I/O Minimization Scheme

The success of this scheme is subject to a bet on the Weak Generational Garbage Hypothesis, which states that a new record entering the system is likely to become garbage soon. In other words, a key updated now is more likely than average to be updated again soon.

The scheme was taken from the seminal Sprite LFS paper, Rosenblum, Ousterhout, The Design and Implementation of a Log-Structured File System.
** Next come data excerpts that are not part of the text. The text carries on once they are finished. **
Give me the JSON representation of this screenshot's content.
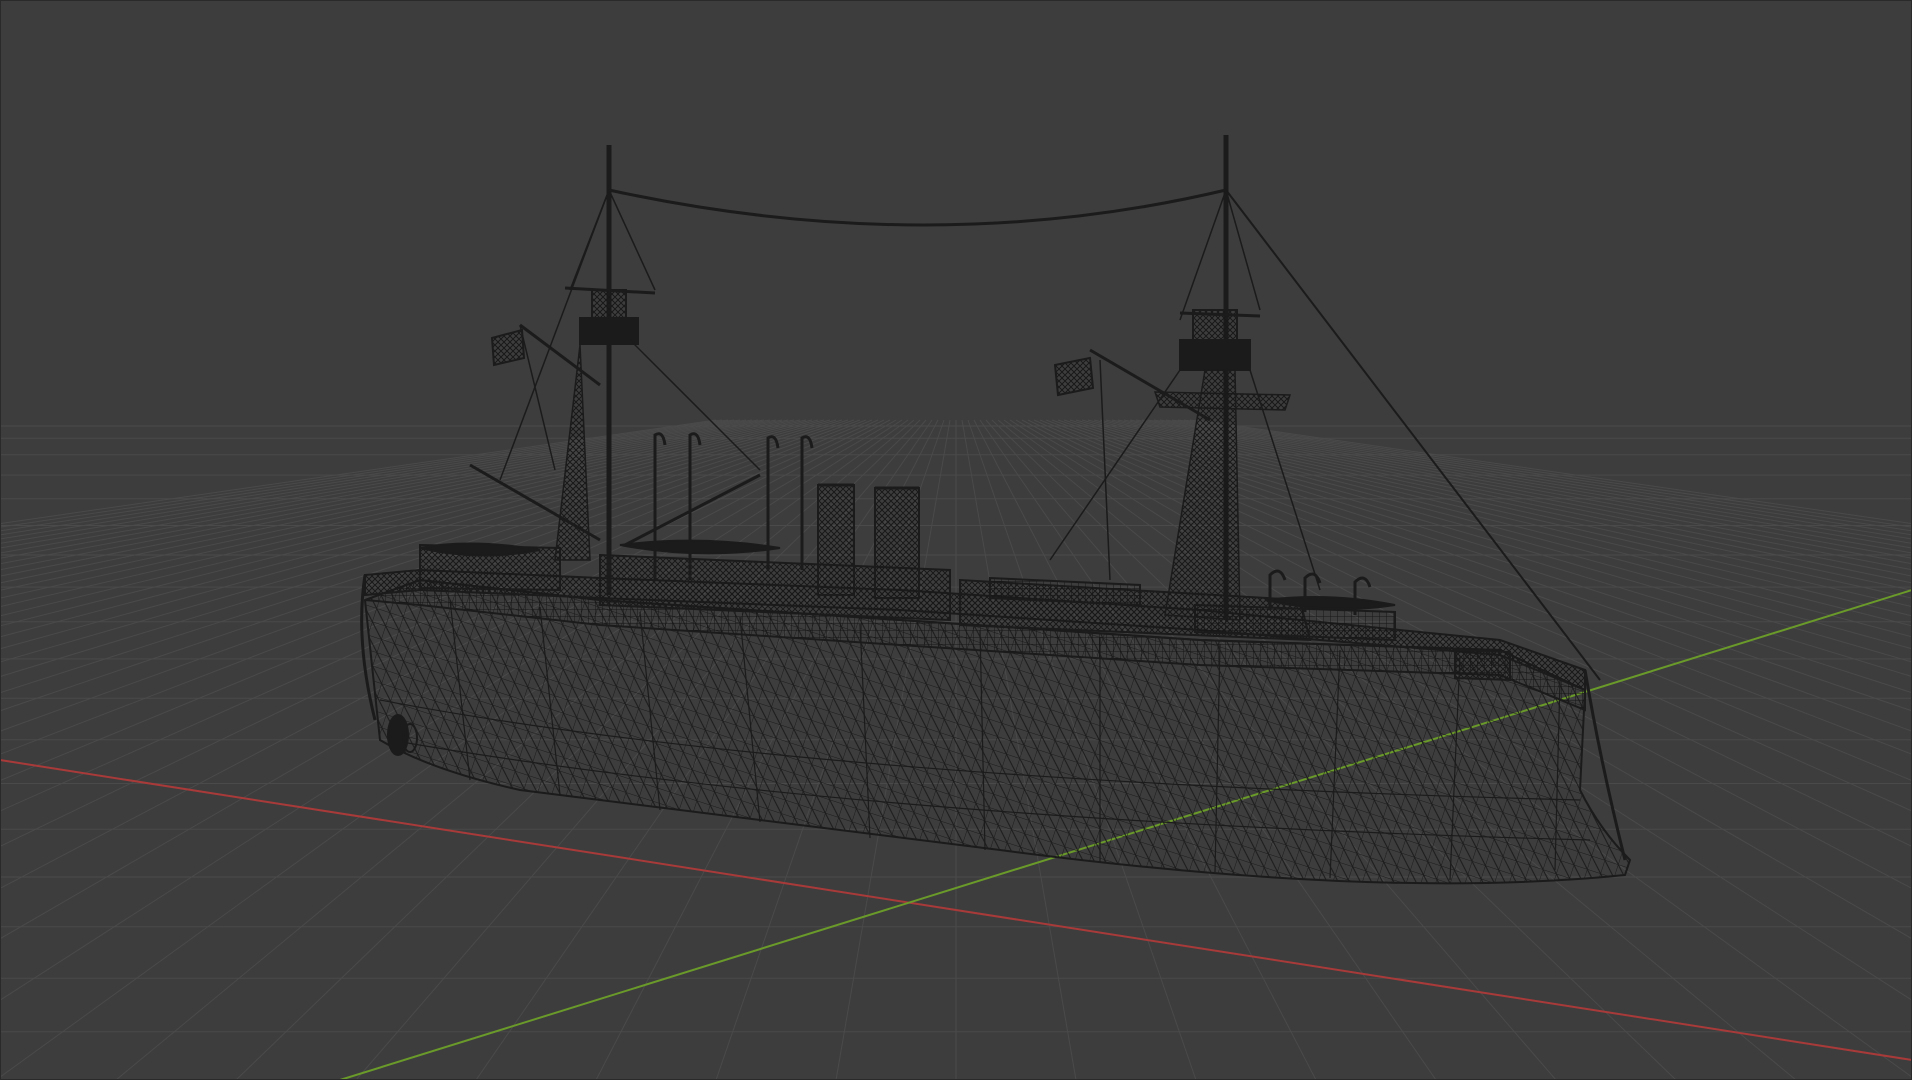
{
  "viewport": {
    "mode": "wireframe",
    "object": "ship-model",
    "colors": {
      "background": "#3d3d3d",
      "grid_line": "#4a4a4a",
      "x_axis": "#a83a3a",
      "y_axis": "#6a9a2a",
      "wire": "#1b1b1b",
      "wire_dense": "#141414"
    },
    "icons": [
      "flag-icon",
      "flag-icon"
    ]
  }
}
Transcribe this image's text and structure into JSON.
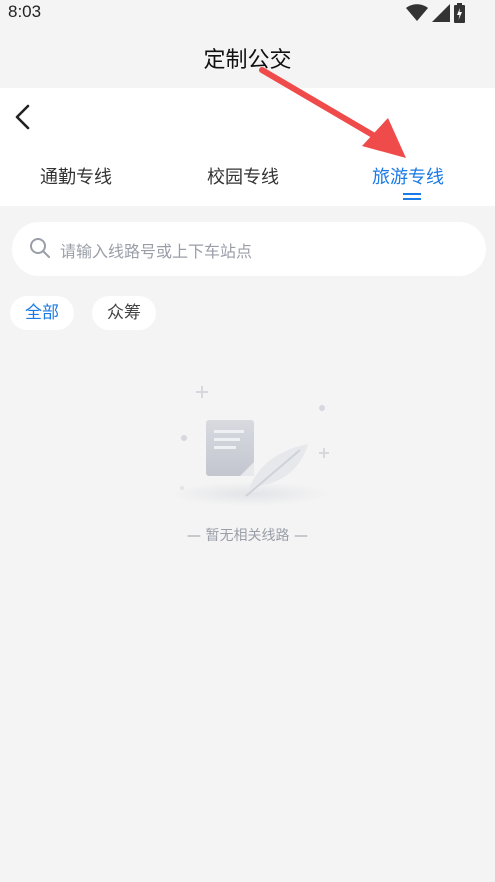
{
  "status_bar": {
    "time": "8:03"
  },
  "header": {
    "title": "定制公交"
  },
  "tabs": [
    {
      "label": "通勤专线",
      "active": false
    },
    {
      "label": "校园专线",
      "active": false
    },
    {
      "label": "旅游专线",
      "active": true
    }
  ],
  "search": {
    "placeholder": "请输入线路号或上下车站点"
  },
  "filters": [
    {
      "label": "全部",
      "selected": true
    },
    {
      "label": "众筹",
      "selected": false
    }
  ],
  "empty_state": {
    "message": "— 暂无相关线路 —"
  },
  "colors": {
    "accent": "#1a7ae6",
    "annotation": "#ef4b4b",
    "background": "#f4f4f4"
  }
}
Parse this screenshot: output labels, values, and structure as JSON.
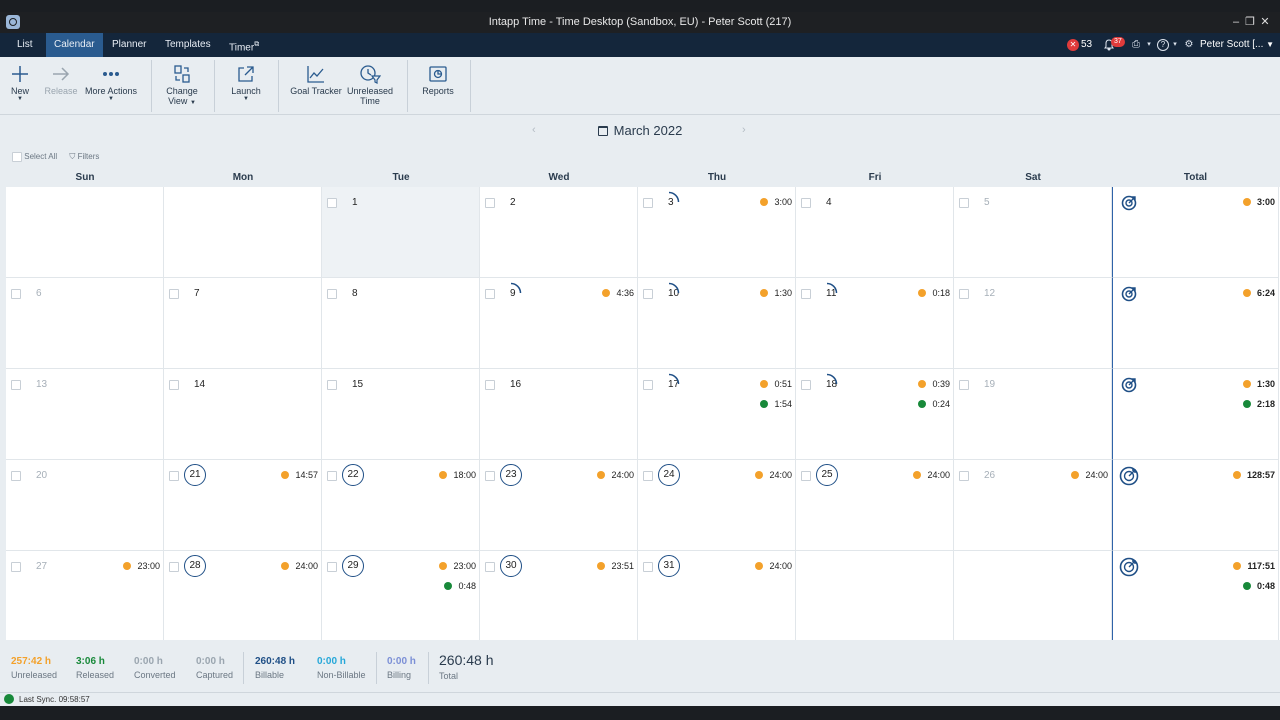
{
  "window": {
    "title": "Intapp Time - Time Desktop (Sandbox, EU) - Peter Scott (217)"
  },
  "nav": {
    "tabs": [
      "List",
      "Calendar",
      "Planner",
      "Templates",
      "Timer"
    ],
    "active_tab": "Calendar",
    "error_count": "53",
    "notification_count": "37",
    "user": "Peter Scott [..."
  },
  "toolbar": {
    "new": "New",
    "release": "Release",
    "more_actions": "More Actions",
    "change_view_1": "Change",
    "change_view_2": "View",
    "launch": "Launch",
    "goal_tracker": "Goal Tracker",
    "unreleased_1": "Unreleased",
    "unreleased_2": "Time",
    "reports": "Reports"
  },
  "calendar": {
    "month": "March 2022",
    "select_all": "Select All",
    "filters": "Filters",
    "days_of_week": [
      "Sun",
      "Mon",
      "Tue",
      "Wed",
      "Thu",
      "Fri",
      "Sat",
      "Total"
    ],
    "weeks": [
      [
        {
          "day": "",
          "entries": []
        },
        {
          "day": "",
          "entries": []
        },
        {
          "day": "1",
          "entries": []
        },
        {
          "day": "2",
          "entries": []
        },
        {
          "day": "3",
          "entries": [
            {
              "c": "orange",
              "t": "3:00"
            }
          ]
        },
        {
          "day": "4",
          "entries": []
        },
        {
          "day": "5",
          "entries": []
        },
        {
          "day": "",
          "entries": [
            {
              "c": "orange",
              "t": "3:00"
            }
          ]
        }
      ],
      [
        {
          "day": "6",
          "entries": []
        },
        {
          "day": "7",
          "entries": []
        },
        {
          "day": "8",
          "entries": []
        },
        {
          "day": "9",
          "entries": [
            {
              "c": "orange",
              "t": "4:36"
            }
          ]
        },
        {
          "day": "10",
          "entries": [
            {
              "c": "orange",
              "t": "1:30"
            }
          ]
        },
        {
          "day": "11",
          "entries": [
            {
              "c": "orange",
              "t": "0:18"
            }
          ]
        },
        {
          "day": "12",
          "entries": []
        },
        {
          "day": "",
          "entries": [
            {
              "c": "orange",
              "t": "6:24"
            }
          ]
        }
      ],
      [
        {
          "day": "13",
          "entries": []
        },
        {
          "day": "14",
          "entries": []
        },
        {
          "day": "15",
          "entries": []
        },
        {
          "day": "16",
          "entries": []
        },
        {
          "day": "17",
          "entries": [
            {
              "c": "orange",
              "t": "0:51"
            },
            {
              "c": "green",
              "t": "1:54"
            }
          ]
        },
        {
          "day": "18",
          "entries": [
            {
              "c": "orange",
              "t": "0:39"
            },
            {
              "c": "green",
              "t": "0:24"
            }
          ]
        },
        {
          "day": "19",
          "entries": []
        },
        {
          "day": "",
          "entries": [
            {
              "c": "orange",
              "t": "1:30"
            },
            {
              "c": "green",
              "t": "2:18"
            }
          ]
        }
      ],
      [
        {
          "day": "20",
          "entries": []
        },
        {
          "day": "21",
          "entries": [
            {
              "c": "orange",
              "t": "14:57"
            }
          ]
        },
        {
          "day": "22",
          "entries": [
            {
              "c": "orange",
              "t": "18:00"
            }
          ]
        },
        {
          "day": "23",
          "entries": [
            {
              "c": "orange",
              "t": "24:00"
            }
          ]
        },
        {
          "day": "24",
          "entries": [
            {
              "c": "orange",
              "t": "24:00"
            }
          ]
        },
        {
          "day": "25",
          "entries": [
            {
              "c": "orange",
              "t": "24:00"
            }
          ]
        },
        {
          "day": "26",
          "entries": [
            {
              "c": "orange",
              "t": "24:00"
            }
          ]
        },
        {
          "day": "",
          "entries": [
            {
              "c": "orange",
              "t": "128:57"
            }
          ]
        }
      ],
      [
        {
          "day": "27",
          "entries": [
            {
              "c": "orange",
              "t": "23:00"
            }
          ]
        },
        {
          "day": "28",
          "entries": [
            {
              "c": "orange",
              "t": "24:00"
            }
          ]
        },
        {
          "day": "29",
          "entries": [
            {
              "c": "orange",
              "t": "23:00"
            },
            {
              "c": "green",
              "t": "0:48"
            }
          ]
        },
        {
          "day": "30",
          "entries": [
            {
              "c": "orange",
              "t": "23:51"
            }
          ]
        },
        {
          "day": "31",
          "entries": [
            {
              "c": "orange",
              "t": "24:00"
            }
          ]
        },
        {
          "day": "",
          "entries": []
        },
        {
          "day": "",
          "entries": []
        },
        {
          "day": "",
          "entries": [
            {
              "c": "orange",
              "t": "117:51"
            },
            {
              "c": "green",
              "t": "0:48"
            }
          ]
        }
      ]
    ]
  },
  "summary": {
    "unreleased": {
      "value": "257:42 h",
      "label": "Unreleased",
      "color": "#f3a12b"
    },
    "released": {
      "value": "3:06 h",
      "label": "Released",
      "color": "#18893a"
    },
    "converted": {
      "value": "0:00 h",
      "label": "Converted",
      "color": "#9aa5af"
    },
    "captured": {
      "value": "0:00 h",
      "label": "Captured",
      "color": "#9aa5af"
    },
    "billable": {
      "value": "260:48 h",
      "label": "Billable",
      "color": "#1f4f86"
    },
    "non_billable": {
      "value": "0:00 h",
      "label": "Non-Billable",
      "color": "#25a7d9"
    },
    "billing": {
      "value": "0:00 h",
      "label": "Billing",
      "color": "#7b8fd6"
    },
    "total": {
      "value": "260:48 h",
      "label": "Total"
    }
  },
  "status": {
    "last_sync": "Last Sync. 09:58:57"
  },
  "colors": {
    "accent": "#2a5b8f",
    "navbar": "#14263b",
    "unreleased": "#f3a12b",
    "released": "#18893a"
  }
}
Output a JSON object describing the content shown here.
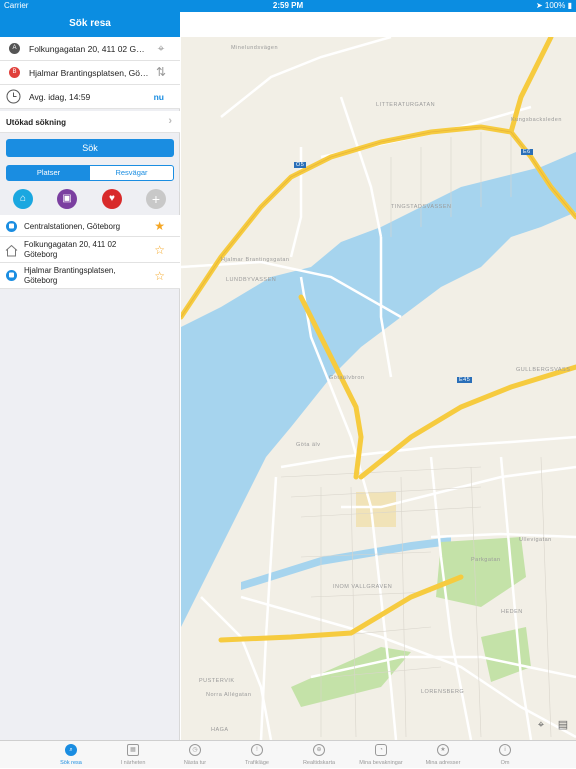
{
  "status": {
    "carrier": "Carrier",
    "time": "2:59 PM",
    "battery": "100%"
  },
  "header": {
    "title": "Sök resa"
  },
  "form": {
    "from": "Folkungagatan 20, 411 02 Göteborg",
    "to": "Hjalmar Brantingsplatsen, Göteborg",
    "time": "Avg. idag, 14:59",
    "now_label": "nu",
    "extended": "Utökad sökning",
    "search_label": "Sök"
  },
  "segments": {
    "places": "Platser",
    "routes": "Resvägar"
  },
  "quick_icons": [
    {
      "name": "home-icon",
      "color": "#1aa7e0"
    },
    {
      "name": "briefcase-icon",
      "color": "#7b3fa0"
    },
    {
      "name": "heart-icon",
      "color": "#d82a2a"
    },
    {
      "name": "add-icon",
      "color": "#c8c8c8"
    }
  ],
  "places": [
    {
      "label": "Centralstationen, Göteborg",
      "icon": "tram-icon",
      "favorite": true
    },
    {
      "label": "Folkungagatan 20, 411 02 Göteborg",
      "icon": "house-icon",
      "favorite": false
    },
    {
      "label": "Hjalmar Brantingsplatsen, Göteborg",
      "icon": "tram-icon",
      "favorite": false
    }
  ],
  "map": {
    "labels": [
      "Minelundsvägen",
      "LITTERATURGATAN",
      "Kungsbacksleden",
      "E6",
      "Ö5",
      "TINGSTADSVASSEN",
      "Hjalmar Brantingsgatan",
      "LUNDBYVASSEN",
      "GULLBERGSVASS",
      "E45",
      "Götaälvbron",
      "Göta älv",
      "Ullevigatan",
      "INOM VALLGRAVEN",
      "HEDEN",
      "LORENSBERG",
      "PUSTERVIK",
      "HAGA",
      "Norra Allégatan",
      "Parkgatan"
    ],
    "colors": {
      "water": "#a6d4ee",
      "park": "#c4e2a8",
      "highway": "#f6cb3f",
      "road": "#ffffff"
    }
  },
  "tabs": [
    {
      "label": "Sök resa",
      "icon": "search-trip-icon",
      "active": true
    },
    {
      "label": "I närheten",
      "icon": "grid-icon",
      "active": false
    },
    {
      "label": "Nästa tur",
      "icon": "clock-icon",
      "active": false
    },
    {
      "label": "Trafikläge",
      "icon": "alert-icon",
      "active": false
    },
    {
      "label": "Realtidskarta",
      "icon": "globe-icon",
      "active": false
    },
    {
      "label": "Mina bevakningar",
      "icon": "watch-icon",
      "active": false
    },
    {
      "label": "Mina adresser",
      "icon": "star-icon",
      "active": false
    },
    {
      "label": "Om",
      "icon": "info-icon",
      "active": false
    }
  ]
}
The following is an outline of the paper:

  • Data is not written to one huge file, but to many files of moderate size (8 MB) called "chunks".

  • Garbage is collected incrementally, i.e. by choosing several chunks, then copying all their live data to new chunks, then deleting the old ones.

  • I/O is minimized using a collection technique which results in a bimodal distribution of chunks with respect to their garbage content: most files are either almost all live data or they are all garbage.

  • The technique consists of two main principles:

    • Chunks are selected based on their Cost-Benefit factor (see below).

    • Records are sorted by age before copying to new chunks.

Cost-Benefit Factor

The Cost-Benefit factor of a chunk consists of two components multiplied together:

  1. The ratio of benefit (amount of garbage that can be collected) to I/O cost (amount of live data to be written).

  2. The age of the data in the chunk, measured as the age of the youngest record it contains.

The essence is in the second component: given equal amount of garbage in all chunks, it makes the young ones less attractive to the Collector. Assuming the generational garbage hypothesis, this allows the young chunks to quickly accumulate more garbage. On the flip side, it also ensures that even files with little garbage are eventually garbage collected. This removes garbage which would otherwise linger on, thinly spread across many chunk files.

Sorting records by age groups the young records together in a single chunk and does the same for older records. Therefore the chunks are either tend to keep their data live for a longer time, or quickly become full of garbage.